Dictionary of National Biography, 1885-1900/Tisdale, John
TISDALE, TYSDALL, or TYSDALE, JOHN (fl. 1550–1563), printer and stationer, began to print in 1550 ‘at Knight-Rider strete, nere to the Quenes Waredrop,’ London. At a later date he had ‘a shoppe in the upper ende of Lombard strete, in Allhallowes churchyard nere unto gracechurche,’ at the ‘sygne of the Eagles foote.’ He was an original member of the Company of Stationers, and is mentioned in the first charter, 4 May 1556 (Arber, Transcript, vol. i. pp. xxviii–xxix), having been made free on 8 Oct. 1555 (ib. i. 34).
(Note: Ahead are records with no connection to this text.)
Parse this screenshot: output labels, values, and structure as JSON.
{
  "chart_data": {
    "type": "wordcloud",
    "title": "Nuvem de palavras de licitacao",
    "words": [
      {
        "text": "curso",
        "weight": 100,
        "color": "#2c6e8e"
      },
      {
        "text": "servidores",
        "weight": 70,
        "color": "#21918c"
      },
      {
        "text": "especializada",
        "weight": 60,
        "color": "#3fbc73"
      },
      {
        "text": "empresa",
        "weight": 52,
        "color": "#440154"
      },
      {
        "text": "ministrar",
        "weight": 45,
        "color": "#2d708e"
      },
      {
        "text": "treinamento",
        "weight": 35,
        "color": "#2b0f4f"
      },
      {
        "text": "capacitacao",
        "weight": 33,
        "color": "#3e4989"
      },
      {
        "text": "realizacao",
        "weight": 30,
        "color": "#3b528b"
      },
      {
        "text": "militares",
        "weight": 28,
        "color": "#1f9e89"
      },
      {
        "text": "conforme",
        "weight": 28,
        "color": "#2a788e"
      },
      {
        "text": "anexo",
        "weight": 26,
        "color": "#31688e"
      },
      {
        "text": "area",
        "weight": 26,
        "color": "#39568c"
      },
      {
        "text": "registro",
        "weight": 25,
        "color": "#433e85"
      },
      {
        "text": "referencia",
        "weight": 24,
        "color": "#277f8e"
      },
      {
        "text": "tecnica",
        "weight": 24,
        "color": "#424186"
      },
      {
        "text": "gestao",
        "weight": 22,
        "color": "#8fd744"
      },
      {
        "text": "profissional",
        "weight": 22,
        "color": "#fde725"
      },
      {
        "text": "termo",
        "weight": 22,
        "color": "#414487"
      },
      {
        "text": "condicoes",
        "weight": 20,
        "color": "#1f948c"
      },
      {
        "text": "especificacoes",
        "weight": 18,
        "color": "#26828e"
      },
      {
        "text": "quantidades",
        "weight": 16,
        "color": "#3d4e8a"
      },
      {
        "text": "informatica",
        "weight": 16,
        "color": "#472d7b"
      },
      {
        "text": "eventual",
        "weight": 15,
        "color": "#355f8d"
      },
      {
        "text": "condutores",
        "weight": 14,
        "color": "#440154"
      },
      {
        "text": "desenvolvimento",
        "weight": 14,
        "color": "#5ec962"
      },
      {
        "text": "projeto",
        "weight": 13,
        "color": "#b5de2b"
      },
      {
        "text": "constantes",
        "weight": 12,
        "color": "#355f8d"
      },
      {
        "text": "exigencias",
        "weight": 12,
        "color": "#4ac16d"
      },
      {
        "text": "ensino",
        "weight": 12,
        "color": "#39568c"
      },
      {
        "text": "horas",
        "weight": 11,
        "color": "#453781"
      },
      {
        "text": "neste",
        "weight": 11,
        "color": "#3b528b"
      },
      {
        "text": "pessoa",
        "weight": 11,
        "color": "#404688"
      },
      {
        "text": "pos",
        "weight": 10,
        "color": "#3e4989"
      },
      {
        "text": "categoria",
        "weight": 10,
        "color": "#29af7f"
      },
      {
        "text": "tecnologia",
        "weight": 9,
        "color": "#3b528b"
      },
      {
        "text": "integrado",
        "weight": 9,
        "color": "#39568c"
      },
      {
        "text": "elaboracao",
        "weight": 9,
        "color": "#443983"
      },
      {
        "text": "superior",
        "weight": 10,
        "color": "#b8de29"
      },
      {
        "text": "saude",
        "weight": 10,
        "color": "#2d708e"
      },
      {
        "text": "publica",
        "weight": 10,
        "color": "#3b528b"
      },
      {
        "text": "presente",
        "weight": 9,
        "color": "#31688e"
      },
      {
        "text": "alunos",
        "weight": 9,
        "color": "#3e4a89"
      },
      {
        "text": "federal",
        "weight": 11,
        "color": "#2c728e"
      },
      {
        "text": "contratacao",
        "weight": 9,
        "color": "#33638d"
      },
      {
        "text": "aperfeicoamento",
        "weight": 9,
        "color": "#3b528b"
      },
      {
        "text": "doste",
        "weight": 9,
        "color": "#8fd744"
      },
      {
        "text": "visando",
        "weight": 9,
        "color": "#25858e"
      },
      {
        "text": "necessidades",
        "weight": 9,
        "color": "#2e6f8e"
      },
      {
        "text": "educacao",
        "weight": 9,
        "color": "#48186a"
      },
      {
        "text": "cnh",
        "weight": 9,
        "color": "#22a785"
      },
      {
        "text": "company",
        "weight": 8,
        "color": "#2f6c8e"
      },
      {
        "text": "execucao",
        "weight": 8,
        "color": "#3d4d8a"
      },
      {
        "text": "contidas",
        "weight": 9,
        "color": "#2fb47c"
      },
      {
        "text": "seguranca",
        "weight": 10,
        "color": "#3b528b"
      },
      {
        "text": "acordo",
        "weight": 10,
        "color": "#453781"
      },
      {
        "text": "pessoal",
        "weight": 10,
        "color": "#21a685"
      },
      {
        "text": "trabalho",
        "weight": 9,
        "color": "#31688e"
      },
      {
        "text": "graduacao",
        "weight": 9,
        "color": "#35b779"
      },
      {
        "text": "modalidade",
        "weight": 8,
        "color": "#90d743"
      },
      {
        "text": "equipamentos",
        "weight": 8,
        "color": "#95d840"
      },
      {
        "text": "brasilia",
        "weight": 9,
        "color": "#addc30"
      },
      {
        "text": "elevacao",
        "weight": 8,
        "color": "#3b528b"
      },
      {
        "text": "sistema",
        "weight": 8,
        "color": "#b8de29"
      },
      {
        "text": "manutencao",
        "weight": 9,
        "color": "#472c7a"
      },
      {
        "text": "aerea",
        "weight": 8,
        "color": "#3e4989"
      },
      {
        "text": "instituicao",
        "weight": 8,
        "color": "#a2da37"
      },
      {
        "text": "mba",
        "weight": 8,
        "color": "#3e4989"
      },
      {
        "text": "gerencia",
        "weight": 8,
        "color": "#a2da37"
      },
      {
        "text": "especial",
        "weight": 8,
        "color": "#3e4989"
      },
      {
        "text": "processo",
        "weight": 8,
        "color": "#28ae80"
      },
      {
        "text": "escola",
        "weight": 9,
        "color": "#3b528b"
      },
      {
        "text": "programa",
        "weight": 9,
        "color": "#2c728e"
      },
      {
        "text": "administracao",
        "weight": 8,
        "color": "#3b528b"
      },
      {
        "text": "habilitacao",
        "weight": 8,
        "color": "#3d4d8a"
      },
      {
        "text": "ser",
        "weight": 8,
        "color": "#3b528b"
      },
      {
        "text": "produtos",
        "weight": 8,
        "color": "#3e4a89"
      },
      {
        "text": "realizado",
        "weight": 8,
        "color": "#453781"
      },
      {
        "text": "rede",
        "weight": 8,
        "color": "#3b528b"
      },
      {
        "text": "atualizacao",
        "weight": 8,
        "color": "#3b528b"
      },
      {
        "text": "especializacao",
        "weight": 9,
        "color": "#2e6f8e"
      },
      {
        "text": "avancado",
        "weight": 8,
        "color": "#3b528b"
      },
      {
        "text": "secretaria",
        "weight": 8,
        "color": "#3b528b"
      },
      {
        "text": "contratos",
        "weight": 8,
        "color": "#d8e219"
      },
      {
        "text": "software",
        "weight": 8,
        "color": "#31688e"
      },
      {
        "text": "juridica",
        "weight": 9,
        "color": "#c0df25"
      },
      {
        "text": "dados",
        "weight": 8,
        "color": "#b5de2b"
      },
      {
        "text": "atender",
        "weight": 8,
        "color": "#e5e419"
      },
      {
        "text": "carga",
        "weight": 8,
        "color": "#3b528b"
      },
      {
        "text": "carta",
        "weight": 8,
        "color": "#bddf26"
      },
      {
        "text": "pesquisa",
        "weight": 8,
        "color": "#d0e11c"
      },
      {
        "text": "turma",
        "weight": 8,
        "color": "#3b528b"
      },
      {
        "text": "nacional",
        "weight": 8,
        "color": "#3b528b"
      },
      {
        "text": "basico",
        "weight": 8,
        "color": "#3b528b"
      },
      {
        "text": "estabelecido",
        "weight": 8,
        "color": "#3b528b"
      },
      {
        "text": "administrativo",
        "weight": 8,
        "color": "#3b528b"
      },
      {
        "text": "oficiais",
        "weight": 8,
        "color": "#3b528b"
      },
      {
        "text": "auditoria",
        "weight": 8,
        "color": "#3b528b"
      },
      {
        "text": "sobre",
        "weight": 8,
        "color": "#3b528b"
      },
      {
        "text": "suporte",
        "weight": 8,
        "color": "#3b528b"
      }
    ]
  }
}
The first entry to him in the ‘Register’ is in 1558 for a license ‘to prynte an A B C in laten for Rycharde Jugge, John Judson, and Anthony Smythe,’ which is the ‘first instance recorded in the “Register” of one printer printing for another’ (ib. i. 95). He began to take apprentices on 25 Dec. 1559 (ib. p. 119). One of his devices was an angel driving Adam and Eve out of Paradise; another was Abraham's sacrifice. He printed several of Bishop Bale's treatises. His last production is dated 1563, and the latest entry referring to him is one for taking an apprentice on 25 June of the same year (ib. i. 227). One John Tisdale, possibly a son, had a temporary partnership with John Charlewood [q. v.] ‘at the Saracen's Head, near Holbourn conduit: how long this lasted is uncertain, as nothing of their printing with a date’ is known (Ames, Typogr. Antiq., ed. Herbert, ii. 1093). Tisdale printed for Rafe Newbery and Francis Coldocke.
[Ames's Typogr. Antiq. (Herbert), ii. 766–770; the same (by Dibdin), iv. 345–53; Cat. of Early Printed Books in the British Museum, 1884; Watt's Bibl. Britannica, ii. 909.]